CrossLoco: Human Motion Driven Control of Legged Robots via Guided Unsupervised Reinforcement Learning

Human motion driven control (HMDC) is an effective approach for generating natural and compelling robot motions while preserving high-level semantics. However, establishing the correspondence between humans and robots with different body structures is not straightforward due to the mismatches in kinematics and dynamics properties, which causes intrinsic ambiguity to the problem. Many previous algorithms approach this motion retargeting problem with unsupervised learning, which requires the prerequisite skill sets. However, it will be extremely costly to learn all the skills without understanding the given human motions, particularly for high-dimensional robots. In this work, we introduce CrossLoco, a guided unsupervised reinforcement learning framework that simultaneously learns robot skills and their correspondence to human motions. Our key innovation is to introduce a cycle-consistency-based reward term designed to maximize the mutual information between human motions and robot states. We demonstrate that the proposed framework can generate compelling robot motions by translating diverse human motions, such as running, hopping, and dancing. We quantitatively compare our CrossLoco against the manually engineered and unsupervised baseline algorithms along with the ablated versions of our framework and demonstrate that our method translates human motions with better accuracy, diversity, and user preference. We also showcase its utility in other applications, such as synthesizing robot movements from language input and enabling interactive robot control.

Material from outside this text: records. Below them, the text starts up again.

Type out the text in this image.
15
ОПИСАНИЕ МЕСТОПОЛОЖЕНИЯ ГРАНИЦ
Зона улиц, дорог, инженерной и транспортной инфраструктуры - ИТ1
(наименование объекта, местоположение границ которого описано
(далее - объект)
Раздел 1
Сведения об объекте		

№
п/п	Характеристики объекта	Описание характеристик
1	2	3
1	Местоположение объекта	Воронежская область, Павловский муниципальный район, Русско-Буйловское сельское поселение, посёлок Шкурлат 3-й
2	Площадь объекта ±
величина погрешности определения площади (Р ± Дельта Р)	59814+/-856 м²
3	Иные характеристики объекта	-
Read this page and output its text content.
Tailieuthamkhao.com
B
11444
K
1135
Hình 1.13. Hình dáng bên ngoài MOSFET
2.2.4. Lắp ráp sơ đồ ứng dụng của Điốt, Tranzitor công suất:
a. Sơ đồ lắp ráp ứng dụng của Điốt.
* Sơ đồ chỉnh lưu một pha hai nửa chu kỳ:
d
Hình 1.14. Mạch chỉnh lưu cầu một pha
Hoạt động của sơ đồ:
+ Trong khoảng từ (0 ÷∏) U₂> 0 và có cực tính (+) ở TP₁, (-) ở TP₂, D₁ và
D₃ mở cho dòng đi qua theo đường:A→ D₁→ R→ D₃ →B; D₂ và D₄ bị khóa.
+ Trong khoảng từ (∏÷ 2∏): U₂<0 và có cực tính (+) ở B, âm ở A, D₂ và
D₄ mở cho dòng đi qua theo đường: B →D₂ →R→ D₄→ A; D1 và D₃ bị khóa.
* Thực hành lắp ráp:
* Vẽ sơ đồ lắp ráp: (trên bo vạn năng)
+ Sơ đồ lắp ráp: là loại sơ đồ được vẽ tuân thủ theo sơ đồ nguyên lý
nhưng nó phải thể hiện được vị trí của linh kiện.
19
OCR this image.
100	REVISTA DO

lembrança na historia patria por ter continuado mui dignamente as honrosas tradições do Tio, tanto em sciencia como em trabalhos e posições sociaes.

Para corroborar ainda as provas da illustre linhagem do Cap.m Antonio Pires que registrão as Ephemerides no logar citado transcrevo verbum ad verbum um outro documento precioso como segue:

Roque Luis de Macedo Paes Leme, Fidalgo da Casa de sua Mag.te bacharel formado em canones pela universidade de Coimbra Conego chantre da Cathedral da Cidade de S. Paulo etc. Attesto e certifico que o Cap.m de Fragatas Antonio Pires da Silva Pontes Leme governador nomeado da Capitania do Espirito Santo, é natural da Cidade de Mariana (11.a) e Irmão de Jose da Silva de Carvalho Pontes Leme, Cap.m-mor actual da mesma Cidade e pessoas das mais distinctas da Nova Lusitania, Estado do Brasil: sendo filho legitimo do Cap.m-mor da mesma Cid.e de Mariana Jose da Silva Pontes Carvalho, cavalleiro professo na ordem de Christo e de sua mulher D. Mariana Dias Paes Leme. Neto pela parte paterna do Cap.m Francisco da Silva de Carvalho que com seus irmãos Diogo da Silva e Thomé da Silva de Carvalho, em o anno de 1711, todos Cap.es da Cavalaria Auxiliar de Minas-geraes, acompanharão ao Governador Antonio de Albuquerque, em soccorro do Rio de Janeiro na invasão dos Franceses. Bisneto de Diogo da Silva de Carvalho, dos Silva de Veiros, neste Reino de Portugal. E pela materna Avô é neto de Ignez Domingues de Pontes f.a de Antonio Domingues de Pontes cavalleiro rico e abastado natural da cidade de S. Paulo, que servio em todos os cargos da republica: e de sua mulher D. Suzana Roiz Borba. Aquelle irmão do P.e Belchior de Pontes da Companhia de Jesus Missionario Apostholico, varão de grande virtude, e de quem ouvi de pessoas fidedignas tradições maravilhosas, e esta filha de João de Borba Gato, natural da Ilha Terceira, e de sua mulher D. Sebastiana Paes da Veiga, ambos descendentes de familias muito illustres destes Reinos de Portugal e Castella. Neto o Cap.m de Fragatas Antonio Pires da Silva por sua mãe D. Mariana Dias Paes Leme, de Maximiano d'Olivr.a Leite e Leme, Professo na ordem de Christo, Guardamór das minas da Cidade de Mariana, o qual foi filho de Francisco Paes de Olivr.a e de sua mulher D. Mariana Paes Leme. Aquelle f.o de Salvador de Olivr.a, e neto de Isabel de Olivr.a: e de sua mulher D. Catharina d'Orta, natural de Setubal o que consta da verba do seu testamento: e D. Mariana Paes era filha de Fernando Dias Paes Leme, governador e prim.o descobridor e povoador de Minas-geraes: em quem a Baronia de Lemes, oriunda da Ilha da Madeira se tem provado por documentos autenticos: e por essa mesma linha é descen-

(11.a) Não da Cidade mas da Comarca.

翻译：摘要：人体动作驱动控制（HMDC）是一种在保留高层语义的同时生成自然且富有吸引力的机器人动作的有效方法。然而，由于机器人与人体在运动学和动力学特性上存在不匹配，建立不同身体结构的人机对应关系并非易事，这导致该问题存在固有的模糊性。以往许多算法采用无监督学习方法处理这种动作重定向问题，但需要预先具备技能集。然而，在不理解给定人体动作的情况下学习所有技能，对于高维机器人而言代价极高。本文提出CrossLoco——一种引导式无监督强化学习框架，可同时学习机器人技能及其与人体动作的对应关系。我们的核心创新在于引入基于循环一致性（cycle-consistency）的奖励项，旨在最大化人体动作与机器人状态之间的互信息。实验表明，该框架能够通过翻译跑步、跳跃、舞蹈等多种人体动作生成富有吸引力的机器人动作。我们通过与人工设计基线、无监督基线算法以及消融版本的定量对比证明，CrossLoco在翻译人体动作时具有更高的精度、多样性和用户偏好度。此外，我们还展示了该方法在语言输入合成机器人动作、实现交互式机器人控制等其他应用中的实用性。